I learned a valuable spiritual lesson at a recent tennis lesson.
While learning to approach the net and put the ball away better, I missed a shot I should have gotten, and my coach asked, “What were you thinking about?” I told him that I was thinking about what he was doing. And he quickly rebuffed me with, “You’re not supposed to be thinking about what I’m doing. You’re supposed to be thinking about what you’re going to do!”
His instruction arrested my attention, for I quickly realized that many of the times I was caught flat-footed and not ready to hit the ball back in time were times when I was thinking about what the other player was doing rather than what I was going to do. And so when the ball got to me, I wasn’t ready to hit it back well, and I would miss hit.

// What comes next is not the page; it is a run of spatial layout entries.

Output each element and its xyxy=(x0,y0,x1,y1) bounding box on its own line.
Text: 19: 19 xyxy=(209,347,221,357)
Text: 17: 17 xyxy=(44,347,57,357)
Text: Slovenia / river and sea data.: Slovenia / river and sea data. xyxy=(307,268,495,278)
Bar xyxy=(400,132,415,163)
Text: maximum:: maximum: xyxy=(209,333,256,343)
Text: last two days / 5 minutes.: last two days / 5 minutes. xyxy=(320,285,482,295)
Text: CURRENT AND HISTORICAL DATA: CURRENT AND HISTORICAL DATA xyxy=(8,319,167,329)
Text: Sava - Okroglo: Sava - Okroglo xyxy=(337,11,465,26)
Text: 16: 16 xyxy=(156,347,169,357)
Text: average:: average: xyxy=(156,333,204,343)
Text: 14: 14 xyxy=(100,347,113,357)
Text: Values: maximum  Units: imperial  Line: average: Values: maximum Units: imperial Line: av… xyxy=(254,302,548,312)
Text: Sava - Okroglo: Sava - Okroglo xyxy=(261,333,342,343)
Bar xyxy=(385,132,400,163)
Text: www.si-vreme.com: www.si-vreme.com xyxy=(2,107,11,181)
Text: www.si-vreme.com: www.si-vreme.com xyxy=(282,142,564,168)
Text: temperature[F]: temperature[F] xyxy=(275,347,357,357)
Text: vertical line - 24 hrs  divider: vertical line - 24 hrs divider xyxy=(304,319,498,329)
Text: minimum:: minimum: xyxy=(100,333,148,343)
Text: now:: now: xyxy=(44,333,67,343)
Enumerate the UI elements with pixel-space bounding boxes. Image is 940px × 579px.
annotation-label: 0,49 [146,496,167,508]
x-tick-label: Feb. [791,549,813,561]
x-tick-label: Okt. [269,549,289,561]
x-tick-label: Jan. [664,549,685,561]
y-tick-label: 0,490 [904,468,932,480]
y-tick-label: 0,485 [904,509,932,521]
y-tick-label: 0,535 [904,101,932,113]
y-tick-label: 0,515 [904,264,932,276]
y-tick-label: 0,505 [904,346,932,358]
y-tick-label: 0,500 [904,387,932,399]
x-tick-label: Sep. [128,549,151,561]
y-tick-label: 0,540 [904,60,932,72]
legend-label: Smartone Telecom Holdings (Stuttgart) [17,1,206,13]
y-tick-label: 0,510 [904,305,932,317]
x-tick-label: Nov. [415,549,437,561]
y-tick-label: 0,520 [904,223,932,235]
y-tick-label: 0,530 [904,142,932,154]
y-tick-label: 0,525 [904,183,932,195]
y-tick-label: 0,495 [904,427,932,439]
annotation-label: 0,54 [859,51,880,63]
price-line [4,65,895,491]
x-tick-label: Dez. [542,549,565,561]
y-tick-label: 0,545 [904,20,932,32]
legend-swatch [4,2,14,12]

As I’ve worked on paying more attention to what I’m going to do with the ball, rather than getting absorbed with what the other guy is doing, my tennis game has been rapidly improving.
And I found a lesson for life in this instruction.
Do you ever spend time worrying about what the other guy is doing instead of paying more attention to what you should be doing?
It happens in the workplace. One worker gets upset with another and spends all her time fussing and fuming about the other’s actions, instead of becoming an understanding heart that could bring healing to the situation. Or a family member acts inconsiderately and other family members spend time criticizing and judging rather than bringing the touch of love into the family environment and improving relations with compassion and care.
In working with other people, we have to note their thoughts and actions to be aware of consequences, but the bulk of our time and effort should be spent on our conduct. What are we doing? Are we responding with love and care? Do we have a healing response ready for whatever comes our way?
The more we pay attention to what we are doing, and less to the other guy, the more likely we’ll be in a healing state of mind that makes a positive difference. We won’t be caught flat-footed and issue callous knee-jerk responses that hurt and harm. We’ll be ready to respond with love and able to score far more positive points on the daily court of Life. It’s a winning strategy.